The Commissioner for Information of Public Importance and Personal Data Protection sent a letter to the Ministry of Health regarding a number of problems with health-related personal dana protection and the need to rectify the state of affairs in the aforementoned area in a more robust and energetic manner.
The Commissioner believes that the laws regulating health-related record keeping are outdated and obsolete, and that the previously-mentioned together with a lack of organizational, technical and personnel measures consequently violates patients rights to personal data protection.
The Commissioner Rodoljub Sabic stated the following in relation to the aforementioned:
"The laws that were drafted and passed several decades ago in considerably different economic, political, cultural and other relevant circumstances are not and cannot be pertinent to the time we live in at the moment, and are not harmonized with the standards set by the Law on Personal Data Protection.
The existing laws in the field of healthcare do not provide adequate answers to a number of important questions that come up on a daily basis, e.g., who and under what circumstances can access patients' medical records, etc.
The Healthcare Act does not regulate what happens with patient data when a privately-owned healthcare institution closes down.
Also, the Act does not regulate the conditions under which the medical file data could be used for scientific purposes, while, at the same time, we hear very often the requests for establishing different registries of individuals suffering from certain diseases, the aim of those registries being to gather data for scientific purposes.

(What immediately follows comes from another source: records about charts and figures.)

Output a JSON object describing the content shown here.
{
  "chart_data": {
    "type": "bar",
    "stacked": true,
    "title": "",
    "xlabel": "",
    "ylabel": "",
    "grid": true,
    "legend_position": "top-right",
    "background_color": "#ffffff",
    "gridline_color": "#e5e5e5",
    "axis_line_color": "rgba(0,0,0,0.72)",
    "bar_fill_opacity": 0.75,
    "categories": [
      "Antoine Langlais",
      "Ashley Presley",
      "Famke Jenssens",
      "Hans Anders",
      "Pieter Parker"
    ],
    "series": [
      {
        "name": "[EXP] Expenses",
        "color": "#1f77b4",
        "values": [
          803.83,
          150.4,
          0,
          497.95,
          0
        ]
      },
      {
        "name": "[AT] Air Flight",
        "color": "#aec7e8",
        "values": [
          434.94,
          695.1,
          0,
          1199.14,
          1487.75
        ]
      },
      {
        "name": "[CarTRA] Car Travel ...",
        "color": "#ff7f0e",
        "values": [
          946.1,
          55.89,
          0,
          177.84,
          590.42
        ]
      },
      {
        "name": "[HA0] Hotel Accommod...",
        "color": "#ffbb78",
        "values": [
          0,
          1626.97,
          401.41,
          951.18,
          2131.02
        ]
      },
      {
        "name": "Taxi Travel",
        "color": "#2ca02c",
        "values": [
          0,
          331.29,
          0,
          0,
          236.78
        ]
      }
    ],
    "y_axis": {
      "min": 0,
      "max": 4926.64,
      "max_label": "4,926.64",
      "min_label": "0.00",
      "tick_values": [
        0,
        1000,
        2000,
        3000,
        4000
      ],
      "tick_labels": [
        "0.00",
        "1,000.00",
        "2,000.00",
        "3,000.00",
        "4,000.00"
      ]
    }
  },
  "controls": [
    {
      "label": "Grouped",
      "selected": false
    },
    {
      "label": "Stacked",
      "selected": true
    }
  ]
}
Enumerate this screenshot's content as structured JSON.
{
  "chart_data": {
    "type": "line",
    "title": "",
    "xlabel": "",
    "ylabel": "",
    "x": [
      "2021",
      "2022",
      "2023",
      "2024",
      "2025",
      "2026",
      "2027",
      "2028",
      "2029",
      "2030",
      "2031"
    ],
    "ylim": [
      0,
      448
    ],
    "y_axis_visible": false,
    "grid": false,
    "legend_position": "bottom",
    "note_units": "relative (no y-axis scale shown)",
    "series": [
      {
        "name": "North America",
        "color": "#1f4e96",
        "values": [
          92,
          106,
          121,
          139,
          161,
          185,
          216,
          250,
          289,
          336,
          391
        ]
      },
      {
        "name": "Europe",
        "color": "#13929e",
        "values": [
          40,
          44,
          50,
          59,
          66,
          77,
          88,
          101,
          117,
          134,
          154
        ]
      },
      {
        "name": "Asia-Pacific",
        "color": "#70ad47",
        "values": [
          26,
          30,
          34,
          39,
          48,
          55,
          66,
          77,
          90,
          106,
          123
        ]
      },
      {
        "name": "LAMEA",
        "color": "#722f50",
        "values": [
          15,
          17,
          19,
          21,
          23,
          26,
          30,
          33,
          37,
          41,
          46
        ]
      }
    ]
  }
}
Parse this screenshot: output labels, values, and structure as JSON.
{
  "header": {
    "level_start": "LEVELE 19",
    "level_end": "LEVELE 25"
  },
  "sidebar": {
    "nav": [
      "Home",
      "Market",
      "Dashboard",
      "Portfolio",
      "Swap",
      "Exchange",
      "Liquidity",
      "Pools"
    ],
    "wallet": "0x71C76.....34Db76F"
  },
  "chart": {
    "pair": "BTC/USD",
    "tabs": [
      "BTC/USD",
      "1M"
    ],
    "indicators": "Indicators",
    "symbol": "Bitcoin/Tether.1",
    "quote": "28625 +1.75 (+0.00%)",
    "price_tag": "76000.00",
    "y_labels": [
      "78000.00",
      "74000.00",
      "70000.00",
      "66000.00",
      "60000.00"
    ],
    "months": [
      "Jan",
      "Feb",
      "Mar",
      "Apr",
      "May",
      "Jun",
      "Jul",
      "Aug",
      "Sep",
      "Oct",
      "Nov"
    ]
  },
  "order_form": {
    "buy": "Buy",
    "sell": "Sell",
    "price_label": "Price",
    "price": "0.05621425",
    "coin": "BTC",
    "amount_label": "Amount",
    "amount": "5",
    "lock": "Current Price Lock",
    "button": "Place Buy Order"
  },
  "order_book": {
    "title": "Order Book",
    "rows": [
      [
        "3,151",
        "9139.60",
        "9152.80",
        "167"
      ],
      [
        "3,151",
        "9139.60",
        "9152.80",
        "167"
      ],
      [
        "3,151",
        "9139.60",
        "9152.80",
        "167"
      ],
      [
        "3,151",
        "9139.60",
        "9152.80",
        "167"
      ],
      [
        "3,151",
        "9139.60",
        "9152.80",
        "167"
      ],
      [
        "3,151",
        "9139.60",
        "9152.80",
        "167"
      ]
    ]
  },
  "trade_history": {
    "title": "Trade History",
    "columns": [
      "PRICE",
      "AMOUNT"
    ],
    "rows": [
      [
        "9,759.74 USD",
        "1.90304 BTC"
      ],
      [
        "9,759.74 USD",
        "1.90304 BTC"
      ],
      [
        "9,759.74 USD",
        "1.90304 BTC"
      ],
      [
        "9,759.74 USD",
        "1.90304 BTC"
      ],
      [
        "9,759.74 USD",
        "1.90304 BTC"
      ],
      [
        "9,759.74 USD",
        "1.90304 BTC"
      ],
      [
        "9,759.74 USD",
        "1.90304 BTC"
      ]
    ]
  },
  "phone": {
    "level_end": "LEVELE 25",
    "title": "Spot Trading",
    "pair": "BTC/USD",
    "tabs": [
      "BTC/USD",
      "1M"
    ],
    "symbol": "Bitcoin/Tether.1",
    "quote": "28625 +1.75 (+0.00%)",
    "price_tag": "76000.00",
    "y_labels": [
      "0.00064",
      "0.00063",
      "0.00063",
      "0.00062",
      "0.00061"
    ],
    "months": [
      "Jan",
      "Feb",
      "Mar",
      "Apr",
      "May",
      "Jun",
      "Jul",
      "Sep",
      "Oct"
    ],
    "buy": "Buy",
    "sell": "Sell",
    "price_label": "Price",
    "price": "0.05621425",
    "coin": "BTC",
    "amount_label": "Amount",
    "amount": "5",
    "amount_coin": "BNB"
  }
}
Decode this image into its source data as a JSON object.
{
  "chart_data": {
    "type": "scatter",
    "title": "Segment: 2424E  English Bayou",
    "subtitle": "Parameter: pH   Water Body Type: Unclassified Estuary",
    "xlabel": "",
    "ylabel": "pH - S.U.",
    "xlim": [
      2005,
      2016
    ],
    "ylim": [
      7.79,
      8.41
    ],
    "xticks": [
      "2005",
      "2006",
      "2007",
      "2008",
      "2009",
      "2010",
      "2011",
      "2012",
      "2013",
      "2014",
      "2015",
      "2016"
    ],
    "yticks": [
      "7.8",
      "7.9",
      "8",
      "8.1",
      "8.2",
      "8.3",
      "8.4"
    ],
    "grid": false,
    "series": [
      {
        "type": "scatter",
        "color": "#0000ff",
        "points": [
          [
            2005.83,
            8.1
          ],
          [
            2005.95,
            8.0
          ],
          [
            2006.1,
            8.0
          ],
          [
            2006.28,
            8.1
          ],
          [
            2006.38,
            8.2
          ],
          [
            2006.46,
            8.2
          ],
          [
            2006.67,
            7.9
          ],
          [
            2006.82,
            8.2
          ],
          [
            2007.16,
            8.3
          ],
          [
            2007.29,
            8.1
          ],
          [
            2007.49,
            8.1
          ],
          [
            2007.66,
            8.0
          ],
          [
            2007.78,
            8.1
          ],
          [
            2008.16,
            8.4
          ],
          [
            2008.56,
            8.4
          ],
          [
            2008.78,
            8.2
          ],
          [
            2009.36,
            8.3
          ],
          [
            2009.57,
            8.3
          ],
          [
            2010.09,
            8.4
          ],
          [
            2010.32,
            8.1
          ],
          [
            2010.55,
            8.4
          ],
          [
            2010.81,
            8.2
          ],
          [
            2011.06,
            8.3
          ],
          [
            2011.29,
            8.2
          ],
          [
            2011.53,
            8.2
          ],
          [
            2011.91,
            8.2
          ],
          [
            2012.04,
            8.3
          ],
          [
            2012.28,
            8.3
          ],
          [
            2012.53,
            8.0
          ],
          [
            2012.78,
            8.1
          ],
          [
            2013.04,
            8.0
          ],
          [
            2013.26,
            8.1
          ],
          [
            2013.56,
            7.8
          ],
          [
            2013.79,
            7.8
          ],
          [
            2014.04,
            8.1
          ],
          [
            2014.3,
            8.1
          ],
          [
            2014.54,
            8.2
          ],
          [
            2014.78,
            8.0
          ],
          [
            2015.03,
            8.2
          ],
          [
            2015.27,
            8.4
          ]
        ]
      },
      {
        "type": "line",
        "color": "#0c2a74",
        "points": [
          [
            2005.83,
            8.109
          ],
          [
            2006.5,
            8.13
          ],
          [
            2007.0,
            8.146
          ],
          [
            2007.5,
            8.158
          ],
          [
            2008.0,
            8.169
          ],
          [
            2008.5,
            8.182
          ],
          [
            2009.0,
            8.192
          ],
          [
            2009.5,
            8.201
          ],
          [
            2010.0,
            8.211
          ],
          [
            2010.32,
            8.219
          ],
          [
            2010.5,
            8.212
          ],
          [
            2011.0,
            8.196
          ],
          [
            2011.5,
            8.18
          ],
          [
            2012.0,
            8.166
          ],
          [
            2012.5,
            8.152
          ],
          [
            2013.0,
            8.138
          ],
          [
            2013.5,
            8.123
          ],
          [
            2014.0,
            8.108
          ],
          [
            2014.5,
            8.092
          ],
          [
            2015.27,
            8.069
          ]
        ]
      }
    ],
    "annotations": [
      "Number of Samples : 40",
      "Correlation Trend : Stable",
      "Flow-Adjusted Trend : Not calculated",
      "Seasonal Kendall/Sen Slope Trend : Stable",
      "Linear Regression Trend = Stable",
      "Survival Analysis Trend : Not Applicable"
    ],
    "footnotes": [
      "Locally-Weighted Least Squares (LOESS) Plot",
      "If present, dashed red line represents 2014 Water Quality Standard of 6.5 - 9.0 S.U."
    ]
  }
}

The lack of adequate normative, organizational, logistic, technical and personnel measures results in the frequent unnecessary and uncomfortable violation of privacy of individuals affected by certain diseases. In medical charts, documentation, and even on prescriptions, medical staff often writes the HIV/AIDS status of patients in red letters, making this piece of information available to a larger number of people resulting in primitive stigmatization of patients.
Finally, I have to remind yet again of the nonunderstandable tardiness of the Government to pass the Regulation on the Protection of Especially Sensitive Data, which would also include medical data. By not having the aforementioned Regulation, the provisions of the Healthcare Act which envision "special" protection of medical data are just empty statements.
Taken into consideration all that was previously mentioned, regardless of the objective and the subjective difficulties that our healthcare is faced with, it is necessary, without further ado, to start taking measures in order to ensure respect for the right to personal data protection in the field of healthcare which is guaranteed by the Constitution and the Law on Personal Data Protection."